Lochart was choked with rage. Sharazad shifted in her chair and Lochart saw her fear and dominated his urge to smash Meshang into the table. “It’s all right, Sharazad. Your brother has the right to ask. That’s fair, he has the right.” He read the smugness under the etched handsome face and knew that the fight was joined. “We’ll manage, Meshang, I’ll manage. Our apartment, it won’t be commandeered forever, or we can take another. We’ll m—”
“There is no apartment, or building. It burned down on Saturday.

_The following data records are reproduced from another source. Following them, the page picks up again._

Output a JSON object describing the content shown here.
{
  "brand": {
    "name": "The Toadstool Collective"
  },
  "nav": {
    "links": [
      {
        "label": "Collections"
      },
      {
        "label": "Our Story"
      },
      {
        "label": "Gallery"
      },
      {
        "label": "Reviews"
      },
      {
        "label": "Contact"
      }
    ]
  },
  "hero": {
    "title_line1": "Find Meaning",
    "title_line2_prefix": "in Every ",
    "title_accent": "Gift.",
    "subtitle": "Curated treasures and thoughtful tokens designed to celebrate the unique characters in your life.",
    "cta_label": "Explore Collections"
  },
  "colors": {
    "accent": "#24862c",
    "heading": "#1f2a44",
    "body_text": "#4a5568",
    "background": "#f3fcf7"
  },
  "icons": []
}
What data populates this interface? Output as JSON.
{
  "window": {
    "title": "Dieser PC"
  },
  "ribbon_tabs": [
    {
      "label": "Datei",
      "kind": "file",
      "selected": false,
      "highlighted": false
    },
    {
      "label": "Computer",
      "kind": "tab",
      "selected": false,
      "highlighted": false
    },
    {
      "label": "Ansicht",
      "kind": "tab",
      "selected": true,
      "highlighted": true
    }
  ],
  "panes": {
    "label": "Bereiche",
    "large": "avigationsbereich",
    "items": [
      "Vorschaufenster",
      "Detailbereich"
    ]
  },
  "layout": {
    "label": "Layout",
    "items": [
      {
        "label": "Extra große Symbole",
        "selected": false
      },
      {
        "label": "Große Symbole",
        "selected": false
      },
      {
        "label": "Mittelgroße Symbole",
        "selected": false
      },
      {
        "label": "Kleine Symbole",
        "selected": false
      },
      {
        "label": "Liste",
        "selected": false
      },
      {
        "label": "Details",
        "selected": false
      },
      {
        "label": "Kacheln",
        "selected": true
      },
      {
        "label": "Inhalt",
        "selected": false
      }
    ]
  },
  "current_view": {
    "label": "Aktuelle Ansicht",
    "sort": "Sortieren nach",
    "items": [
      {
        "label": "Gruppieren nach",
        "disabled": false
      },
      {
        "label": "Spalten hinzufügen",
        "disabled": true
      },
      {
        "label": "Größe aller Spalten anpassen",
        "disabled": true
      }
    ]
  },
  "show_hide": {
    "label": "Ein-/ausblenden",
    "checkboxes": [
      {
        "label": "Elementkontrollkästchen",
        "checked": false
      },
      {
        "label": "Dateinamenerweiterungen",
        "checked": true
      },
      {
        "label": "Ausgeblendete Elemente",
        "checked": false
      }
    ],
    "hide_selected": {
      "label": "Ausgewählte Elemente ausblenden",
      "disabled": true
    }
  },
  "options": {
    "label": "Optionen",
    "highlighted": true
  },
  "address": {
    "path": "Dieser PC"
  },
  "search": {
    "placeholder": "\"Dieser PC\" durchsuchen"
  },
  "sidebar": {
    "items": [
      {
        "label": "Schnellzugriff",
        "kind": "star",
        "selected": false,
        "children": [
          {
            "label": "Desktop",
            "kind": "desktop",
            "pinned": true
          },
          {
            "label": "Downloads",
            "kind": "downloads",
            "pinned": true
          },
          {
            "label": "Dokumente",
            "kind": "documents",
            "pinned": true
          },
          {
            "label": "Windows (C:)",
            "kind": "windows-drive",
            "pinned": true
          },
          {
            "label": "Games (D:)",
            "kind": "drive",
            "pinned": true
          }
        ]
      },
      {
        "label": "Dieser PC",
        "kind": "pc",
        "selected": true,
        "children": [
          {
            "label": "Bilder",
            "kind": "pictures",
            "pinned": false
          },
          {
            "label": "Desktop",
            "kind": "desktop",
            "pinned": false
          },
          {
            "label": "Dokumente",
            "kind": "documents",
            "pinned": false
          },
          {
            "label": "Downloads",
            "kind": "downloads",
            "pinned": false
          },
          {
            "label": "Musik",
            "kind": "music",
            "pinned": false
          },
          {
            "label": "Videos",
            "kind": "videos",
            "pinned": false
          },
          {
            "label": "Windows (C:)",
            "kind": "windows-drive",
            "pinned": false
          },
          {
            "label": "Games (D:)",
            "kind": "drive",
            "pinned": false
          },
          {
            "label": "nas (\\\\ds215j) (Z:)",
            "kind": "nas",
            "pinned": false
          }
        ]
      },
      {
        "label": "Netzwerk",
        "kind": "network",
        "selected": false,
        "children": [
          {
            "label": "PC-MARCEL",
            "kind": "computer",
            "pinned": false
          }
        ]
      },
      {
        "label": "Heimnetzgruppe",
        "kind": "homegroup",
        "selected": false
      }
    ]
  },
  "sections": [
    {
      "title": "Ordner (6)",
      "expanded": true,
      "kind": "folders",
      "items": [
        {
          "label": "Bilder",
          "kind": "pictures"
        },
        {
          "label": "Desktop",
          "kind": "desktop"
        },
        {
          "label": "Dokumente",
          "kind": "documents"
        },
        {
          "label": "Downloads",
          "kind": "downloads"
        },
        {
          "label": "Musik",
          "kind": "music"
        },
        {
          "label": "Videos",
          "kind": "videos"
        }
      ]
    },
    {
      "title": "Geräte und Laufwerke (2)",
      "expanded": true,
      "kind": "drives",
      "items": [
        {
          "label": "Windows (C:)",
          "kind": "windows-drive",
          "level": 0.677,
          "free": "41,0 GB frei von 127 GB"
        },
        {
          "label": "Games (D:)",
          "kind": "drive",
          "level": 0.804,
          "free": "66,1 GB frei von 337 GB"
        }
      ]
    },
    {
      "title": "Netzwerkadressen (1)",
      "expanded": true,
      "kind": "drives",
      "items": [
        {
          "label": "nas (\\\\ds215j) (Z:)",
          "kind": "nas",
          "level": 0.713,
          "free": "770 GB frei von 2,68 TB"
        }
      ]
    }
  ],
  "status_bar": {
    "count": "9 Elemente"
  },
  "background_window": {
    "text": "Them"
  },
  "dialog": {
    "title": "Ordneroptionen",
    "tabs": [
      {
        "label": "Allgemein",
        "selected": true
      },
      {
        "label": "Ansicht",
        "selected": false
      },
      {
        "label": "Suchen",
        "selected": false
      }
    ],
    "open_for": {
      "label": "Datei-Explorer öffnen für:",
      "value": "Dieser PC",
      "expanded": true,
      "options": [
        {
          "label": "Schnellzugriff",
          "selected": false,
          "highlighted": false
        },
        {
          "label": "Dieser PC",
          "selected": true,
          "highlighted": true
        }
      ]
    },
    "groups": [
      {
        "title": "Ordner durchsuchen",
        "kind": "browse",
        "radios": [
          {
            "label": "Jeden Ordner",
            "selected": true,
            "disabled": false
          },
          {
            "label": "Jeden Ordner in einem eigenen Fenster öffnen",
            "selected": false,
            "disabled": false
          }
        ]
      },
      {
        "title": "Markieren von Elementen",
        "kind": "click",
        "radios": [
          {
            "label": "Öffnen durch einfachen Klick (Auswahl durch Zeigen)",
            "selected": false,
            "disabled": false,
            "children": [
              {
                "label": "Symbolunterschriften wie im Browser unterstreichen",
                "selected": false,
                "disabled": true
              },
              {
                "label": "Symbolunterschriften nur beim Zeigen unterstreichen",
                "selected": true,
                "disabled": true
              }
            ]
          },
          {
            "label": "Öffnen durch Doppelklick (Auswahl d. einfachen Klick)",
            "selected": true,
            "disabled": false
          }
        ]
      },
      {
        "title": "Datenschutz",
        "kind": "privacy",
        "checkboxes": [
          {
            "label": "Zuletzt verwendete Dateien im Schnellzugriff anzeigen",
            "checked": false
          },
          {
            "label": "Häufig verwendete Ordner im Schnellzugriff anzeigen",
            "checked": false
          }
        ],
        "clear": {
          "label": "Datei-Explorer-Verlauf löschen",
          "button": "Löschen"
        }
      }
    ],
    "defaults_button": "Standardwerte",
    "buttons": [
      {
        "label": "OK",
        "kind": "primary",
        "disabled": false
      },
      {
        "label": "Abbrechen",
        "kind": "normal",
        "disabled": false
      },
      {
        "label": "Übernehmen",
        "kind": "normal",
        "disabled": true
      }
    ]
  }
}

It’s all gone, everything.”
They gaped at him, Sharazad the most shocked. “Oh, Meshang, you’re sure? Why didn’t you tell me? Wh—”
“Is your property so abundant you don’t check it from time to time? It’s gone, all of it!”
“Oh, Christ!” Lochart muttered.
“Better you don’t blaspheme,” Meshang said, finding it hard not to gloat openly. “So there’s no apartment, no building, nothing left. Insha’Allah. Now, now how do you intend to pay your bills?”
“Insurance!” Lochart burst out. “There’s got to be in—”
A bellow of laughter drowned him, Sharazad knocked over a glass of water that no one noticed. “You think insurance will be paid?” Meshang jeered. “Now? Even if there was any? You’ve taken leave of all your senses, there is no insurance, there never was. So, Captain: many debts, no money, no capital, no building—not that it was even legally yours, merely a face-saving way my father arranged to provide you with the means to look after Sharazad.” He picked up a piece of halvah and popped it into his mouth. “So what do you propose?”